The comments come one day before the International Atomic Energy Agency (IAEA) convenes a meeting in Vienna where its 35-nation board will receive a verbal report on the small-scale experiments, which were conducted at a state-run nuclear research institute in 1982 and 2000.

Chung reiterated that the tests were conducted for academic purposes and were not endorsed by the government. ``We have repeatedly explained that they were not related to any government-level nuclear-arms program,'' he said.

But the unification minister refused to comment on whether South Korea violated IAEA safeguards in its late reporting of the experiments, saying that the government will wait for the nuclear watchdog's final judgment.

The IAEA board of governors will meet for between three and five days from Monday but a decision on South Korea's conduct is unlikely until it reconvenes in November. If Seoul is found to have seriously breached nuclear safeguards, the IAEA will refer the matter to the U.N. Security Council.

On Friday, a top U.S. arms official denied North Korean claims that the United States was applying a double standard to South Korea's nuclear disclosure.

``We will not allow a double standard in terms of how we treat violations of safeguard agreements,'' John Bolton, U.S. under secretary of state for arms control and international security, told a news conference in Geneva. ``There are a variety of steps we might take (against South Korea),'' he said.

However, his boss, U.S. Secretary of State Colin Powell, placed minimal importance on the South Korean research. ``It's quite clear that these were not intended other than for academic, experimental purposes, and it's over with and I think that's the end of the matter,'' Powell said.

Meanwhile, North Korea reiterated that it will take issue with the South's nuclear research, saying it was ``clearly of a military nature.''

Pyongyang cannot help linking the experiments to six-party talks over its own nuclear programs, the North's Korea Central News Agency quoted a Foreign Ministry spokesman as saying. ``The United States might have controlled (the experiments),'' he alleged.

Seoul admission of the nuclear research to the IAEA, which was made public on Sept. 2, has further complicated faltering attempts to draw North Korea back to the bargaining table for a fourth round of six-party talks.

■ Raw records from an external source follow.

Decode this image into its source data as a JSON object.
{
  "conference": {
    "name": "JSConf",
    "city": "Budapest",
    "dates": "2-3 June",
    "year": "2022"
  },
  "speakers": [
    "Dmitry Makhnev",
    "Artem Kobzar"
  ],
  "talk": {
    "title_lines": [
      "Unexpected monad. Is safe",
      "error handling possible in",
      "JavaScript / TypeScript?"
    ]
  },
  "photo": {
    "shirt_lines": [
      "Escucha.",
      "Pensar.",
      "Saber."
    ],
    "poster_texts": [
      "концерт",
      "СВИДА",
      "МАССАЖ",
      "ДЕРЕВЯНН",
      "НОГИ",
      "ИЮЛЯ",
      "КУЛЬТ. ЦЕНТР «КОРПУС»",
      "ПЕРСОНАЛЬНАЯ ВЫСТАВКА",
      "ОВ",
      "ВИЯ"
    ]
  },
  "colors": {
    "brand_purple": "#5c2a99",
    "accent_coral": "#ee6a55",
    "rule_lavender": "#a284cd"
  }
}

Officials from Japan, the U.S. and South Korea concluded over the weekend that holding working-level negotiations ahead of a full round of nuclear talks is highly unlikely, a Japanese daily newspaper reported.

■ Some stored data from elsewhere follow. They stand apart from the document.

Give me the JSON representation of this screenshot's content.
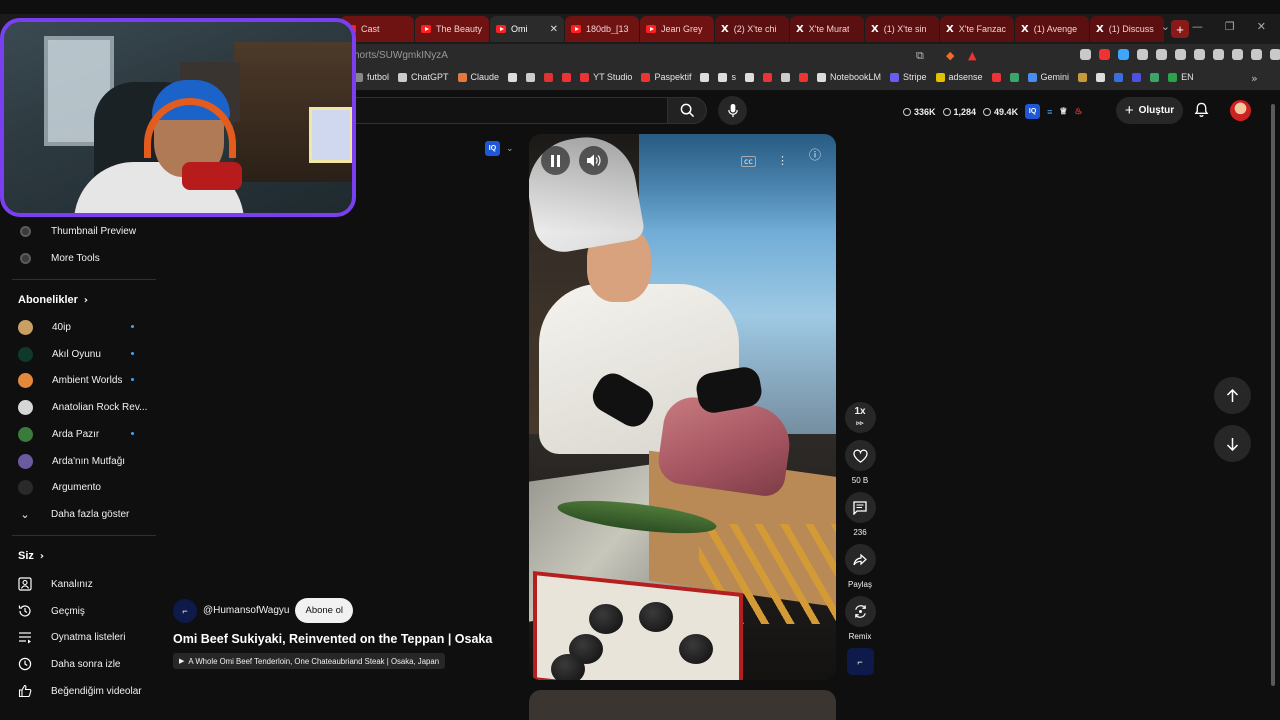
{
  "browser": {
    "tabs": [
      {
        "label": "Cast",
        "kind": "yt"
      },
      {
        "label": "The Beauty",
        "kind": "yt"
      },
      {
        "label": "Omi",
        "kind": "yt",
        "active": true
      },
      {
        "label": "180db_[13",
        "kind": "yt"
      },
      {
        "label": "Jean Grey",
        "kind": "yt"
      },
      {
        "label": "(2) X'te chi",
        "kind": "x"
      },
      {
        "label": "X'te Murat",
        "kind": "x"
      },
      {
        "label": "(1) X'te sin",
        "kind": "x"
      },
      {
        "label": "X'te Fanzac",
        "kind": "x"
      },
      {
        "label": "(1) Avenge",
        "kind": "x"
      },
      {
        "label": "(1) Discuss",
        "kind": "x"
      }
    ],
    "new_tab": "+",
    "url": "horts/SUWgmkINyzA",
    "bookmarks": [
      "futbol",
      "ChatGPT",
      "Claude",
      "",
      "",
      "",
      "",
      "YT Studio",
      "Paspektif",
      "",
      "s",
      "",
      "",
      "",
      "",
      "NotebookLM",
      "Stripe",
      "adsense",
      "",
      "",
      "Gemini",
      "",
      "",
      "",
      "",
      "",
      "EN"
    ]
  },
  "header": {
    "stats": {
      "subs": "336K",
      "count": "1,284",
      "views": "49.4K"
    },
    "create_label": "Oluştur"
  },
  "sidebar": {
    "tools": [
      {
        "label": "Thumbnail Preview"
      },
      {
        "label": "More Tools"
      }
    ],
    "subscriptions_title": "Abonelikler",
    "subscriptions": [
      {
        "label": "40ip",
        "color": "#c9a064",
        "new": true
      },
      {
        "label": "Akıl Oyunu",
        "color": "#0f3a2a",
        "new": true
      },
      {
        "label": "Ambient Worlds",
        "color": "#e4883a",
        "new": true
      },
      {
        "label": "Anatolian Rock Rev...",
        "color": "#d6d6d6",
        "new": false
      },
      {
        "label": "Arda Pazır",
        "color": "#3a7a3a",
        "new": true
      },
      {
        "label": "Arda'nın Mutfağı",
        "color": "#6b5aa0",
        "new": false
      },
      {
        "label": "Argumento",
        "color": "#2a2a2a",
        "new": false
      }
    ],
    "show_more": "Daha fazla göster",
    "you_title": "Siz",
    "you_items": [
      {
        "label": "Kanalınız",
        "icon": "channel-icon"
      },
      {
        "label": "Geçmiş",
        "icon": "history-icon"
      },
      {
        "label": "Oynatma listeleri",
        "icon": "playlists-icon"
      },
      {
        "label": "Daha sonra izle",
        "icon": "watch-later-icon"
      },
      {
        "label": "Beğendiğim videolar",
        "icon": "liked-icon"
      }
    ]
  },
  "player": {
    "speed": "1x",
    "likes": "50 B",
    "comments": "236",
    "share": "Paylaş",
    "remix": "Remix"
  },
  "video": {
    "channel": "@HumansofWagyu",
    "subscribe": "Abone ol",
    "title": "Omi Beef Sukiyaki, Reinvented on the Teppan | Osaka",
    "playlist": "A Whole Omi Beef Tenderloin, One Chateaubriand Steak | Osaka, Japan"
  },
  "iq_badge": "IQ",
  "colors": {
    "accent": "#ff0000",
    "webcam_border": "#7b3ff2",
    "subscribe_bg": "#f1f1f1",
    "tab_red": "#6e1212"
  }
}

The Asahi Shimbun said the three allies decided to seek to convene a fourth round of six-party talks in Beijing without the preparatory negotiations due to time constraints.

At the end of the third round of talks in June, participating nations agreed to meet again in the Chinese capital before the end of September.

However, North Korea has been increasingly unwilling to negotiate, and many analysts believe it may be seeking to buy time until after the U.S. presidential elections in November.